Having him here now gives me the courage to step around Tito and reach for April again.
She shrinks back but I see the fear in her face again, like she’s acting out of her own control and now Tito is stepping to the side, his chest blocking my view, his meaty, dirty hand on my shoulder and shoving me back.
“She doesn’t want to—”
Before Tito can finish his sentence, the Swede is placing his hands on Tito’s shoulder and shoving him back. He shoves him back so hard that he stumbles and almost goes down on the ground.
“Fuck!” Tito yells, throwing his arms out, one of his arms colliding with April on her chest and knocking her over.
She yelps as she falls and I scamper over to her just as Tito lunges himself at the Swede.
“You fuck!” Tito roars, trying to tackle him, arms out, head first, but the Swede is quick and steps out of the way rather effortlessly. But instead of just avoiding contact, he then brings his elbow down on the back of Tito’s head and the guy goes down in a second, sprawled out on the gravel.
“Oh my god,” I say, and the Swede meets my eyes, breathing hard and looking somewhat ashamed. “Is he–?”
But my question is answered before I can finish my sentence.
Like the T-1000, Tito is suddenly up on his feet, coming to life again before my very eyes. The Swede barely has the time to turn around before Tito is throwing a punch, getting him in the corner of his jaw.
I yell something.
April yells something.
The Swede barely reacts except for the look of pure fire in his eyes.

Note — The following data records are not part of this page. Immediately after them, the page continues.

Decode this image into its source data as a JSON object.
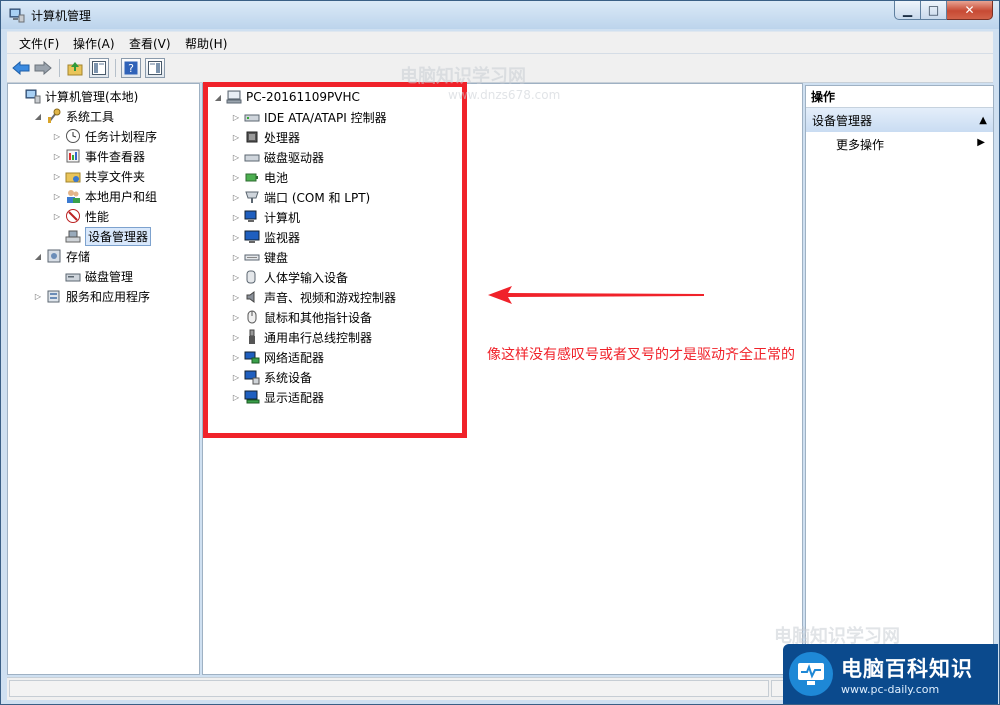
{
  "window": {
    "title": "计算机管理"
  },
  "menu": [
    "文件(F)",
    "操作(A)",
    "查看(V)",
    "帮助(H)"
  ],
  "toolbar": {
    "icons": [
      "back-arrow-icon",
      "forward-arrow-icon",
      "up-folder-icon",
      "show-tree-icon",
      "help-icon",
      "show-action-pane-icon"
    ]
  },
  "left_tree": [
    {
      "label": "计算机管理(本地)",
      "level": 0,
      "expander": "none",
      "icon": "computer-management-icon"
    },
    {
      "label": "系统工具",
      "level": 1,
      "expander": "open",
      "icon": "tools-icon"
    },
    {
      "label": "任务计划程序",
      "level": 2,
      "expander": "closed",
      "icon": "clock-icon"
    },
    {
      "label": "事件查看器",
      "level": 2,
      "expander": "closed",
      "icon": "event-viewer-icon"
    },
    {
      "label": "共享文件夹",
      "level": 2,
      "expander": "closed",
      "icon": "shared-folder-icon"
    },
    {
      "label": "本地用户和组",
      "level": 2,
      "expander": "closed",
      "icon": "users-icon"
    },
    {
      "label": "性能",
      "level": 2,
      "expander": "closed",
      "icon": "performance-icon"
    },
    {
      "label": "设备管理器",
      "level": 2,
      "expander": "none",
      "icon": "device-manager-icon",
      "selected": true
    },
    {
      "label": "存储",
      "level": 1,
      "expander": "open",
      "icon": "storage-icon"
    },
    {
      "label": "磁盘管理",
      "level": 2,
      "expander": "none",
      "icon": "disk-management-icon"
    },
    {
      "label": "服务和应用程序",
      "level": 1,
      "expander": "closed",
      "icon": "services-icon"
    }
  ],
  "device_tree": {
    "root": "PC-20161109PVHC",
    "items": [
      {
        "label": "IDE ATA/ATAPI 控制器",
        "icon": "ide-controller-icon"
      },
      {
        "label": "处理器",
        "icon": "processor-icon"
      },
      {
        "label": "磁盘驱动器",
        "icon": "disk-drive-icon"
      },
      {
        "label": "电池",
        "icon": "battery-icon"
      },
      {
        "label": "端口 (COM 和 LPT)",
        "icon": "port-icon"
      },
      {
        "label": "计算机",
        "icon": "computer-icon"
      },
      {
        "label": "监视器",
        "icon": "monitor-icon"
      },
      {
        "label": "键盘",
        "icon": "keyboard-icon"
      },
      {
        "label": "人体学输入设备",
        "icon": "hid-icon"
      },
      {
        "label": "声音、视频和游戏控制器",
        "icon": "speaker-icon"
      },
      {
        "label": "鼠标和其他指针设备",
        "icon": "mouse-icon"
      },
      {
        "label": "通用串行总线控制器",
        "icon": "usb-icon"
      },
      {
        "label": "网络适配器",
        "icon": "network-adapter-icon"
      },
      {
        "label": "系统设备",
        "icon": "system-device-icon"
      },
      {
        "label": "显示适配器",
        "icon": "display-adapter-icon"
      }
    ]
  },
  "annotation": {
    "text": "像这样没有感叹号或者叉号的才是驱动齐全正常的",
    "color": "#f0222a"
  },
  "actions": {
    "header": "操作",
    "section": "设备管理器",
    "more": "更多操作"
  },
  "watermark": {
    "text": "电脑知识学习网",
    "url": "www.dnzs678.com"
  },
  "brand": {
    "name": "电脑百科知识",
    "url": "www.pc-daily.com"
  }
}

With one hard, smooth swing he punches Tito square in the face, making him spin and tumble to the ground yet again. He lands with a groan, head in his hands, trying feebly to get to his feet and failing.
The Swede shakes his hand out, wincing, and then looks around with a wild look in his eyes. “We should go, yes?”

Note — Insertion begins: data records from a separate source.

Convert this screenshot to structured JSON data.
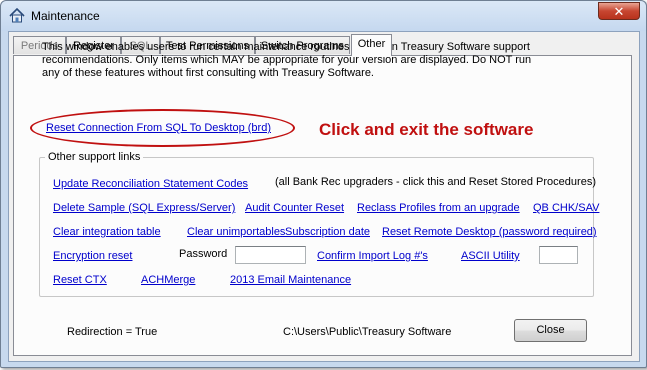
{
  "window": {
    "title": "Maintenance",
    "close_glyph": "✕"
  },
  "tabs": [
    "Periods",
    "Register",
    "SQL",
    "Test Permissions",
    "Switch Programs",
    "Other"
  ],
  "active_tab": "Other",
  "intro_text": "This window enables users to run certain maintenance routines based on Treasury Software support recommendations.  Only items which MAY be appropriate for your version are displayed.  Do NOT run any of these features without first consulting with Treasury Software.",
  "reset_link": "Reset Connection From SQL To Desktop (brd)",
  "callout": {
    "text": "Click and exit the software",
    "color": "#c01010"
  },
  "group": {
    "legend": "Other support links",
    "update_link": "Update Reconciliation Statement Codes",
    "update_note": "(all Bank Rec upgraders - click this and Reset Stored Procedures)",
    "row2": [
      "Delete Sample (SQL Express/Server)",
      "Audit Counter Reset",
      "Reclass Profiles from an upgrade",
      "QB CHK/SAV"
    ],
    "row3": [
      "Clear integration table",
      "Clear unimportables",
      "Subscription date",
      "Reset Remote Desktop (password required)"
    ],
    "encryption_link": "Encryption reset",
    "password_label": "Password",
    "password_value": "",
    "confirm_link": "Confirm Import Log #'s",
    "ascii_link": "ASCII Utility",
    "ascii_value": "",
    "row5": [
      "Reset CTX",
      "ACHMerge",
      "2013 Email Maintenance"
    ]
  },
  "footer": {
    "redirection": "Redirection = True",
    "path": "C:\\Users\\Public\\Treasury Software",
    "close_button": "Close"
  },
  "colors": {
    "link": "#0000cc",
    "title_bar": "#c5d8ef",
    "close": "#c74631"
  },
  "icons": [
    "app-home-icon",
    "close-icon"
  ]
}
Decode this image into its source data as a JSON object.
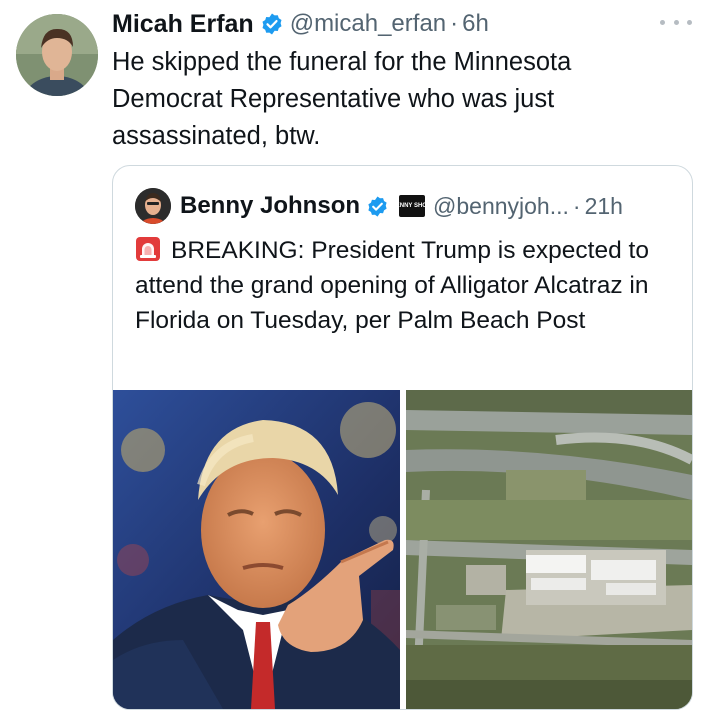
{
  "tweet": {
    "author_name": "Micah Erfan",
    "author_handle": "@micah_erfan",
    "separator": "·",
    "time": "6h",
    "text": "He skipped the funeral for the Minnesota Democrat Representative who was just assassinated, btw.",
    "verified_icon": "verified-badge-icon",
    "more_icon": "more-options-icon"
  },
  "quoted": {
    "author_name": "Benny Johnson",
    "author_handle": "@bennyjoh...",
    "separator": "·",
    "time": "21h",
    "affiliate_logo_text": "BENNY SHOW",
    "siren_icon": "rotating-light-icon",
    "text": "BREAKING: President Trump is expected to attend the grand opening of Alligator Alcatraz in Florida on Tuesday, per Palm Beach Post",
    "media": [
      {
        "kind": "photo",
        "subject": "man-pointing-photo"
      },
      {
        "kind": "photo",
        "subject": "aerial-airfield-photo"
      }
    ]
  },
  "colors": {
    "text": "#0f1419",
    "secondary": "#536471",
    "verified": "#1d9bf0",
    "border": "#cfd9de"
  }
}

I stare down at Tito. He seems okay but…
“Tito,” April cries out pitifully, ready to fall to her knees by him like Broken Juliet over Thug Romeo but I grab her by the arm and yank her toward the van.
“He’ll be fine,” I tell her, my nails desperately digging into her cardigan.
“We need to go,” the Swede says again and I’m wondering why he looks so cagey. Maybe getting busted for fighting when you’re a foreigner means him getting deported, who knows. But I don’t want to stick around here either.
“I don’t want to go with you!” April yells at me, tears in her eyes, and for a second, I am struck with the deepest fear; what if she runs off? What if she physically won’t go? I’m only five-foot-four, she’s an inch shorter, I have more muscle, but she can fight like a wild, cornered animal. If she’s not scared of me, of my discipline, if she doesn’t care and hates me and is full of spite, how will I survive this? How will I survive the next four years?
But for some reason—praise the Lord—she relents. She lets me take her over to the van and I watch with my breath in my mouth as she climbs in the backseat, worried that at the last minute she’s going to bail.
She doesn’t. The door slides to a close with a punctuated click.
I let out a long, shaking breath and look up at the Swede who is standing right at my side.
“I am so sorry you had to see that,” I tell him, my voice small. “That you had to witness that. Do that.” I glance at his knuckles that are raw and bleeding. “Shit.”
He quickly glances at his hand and shrugs.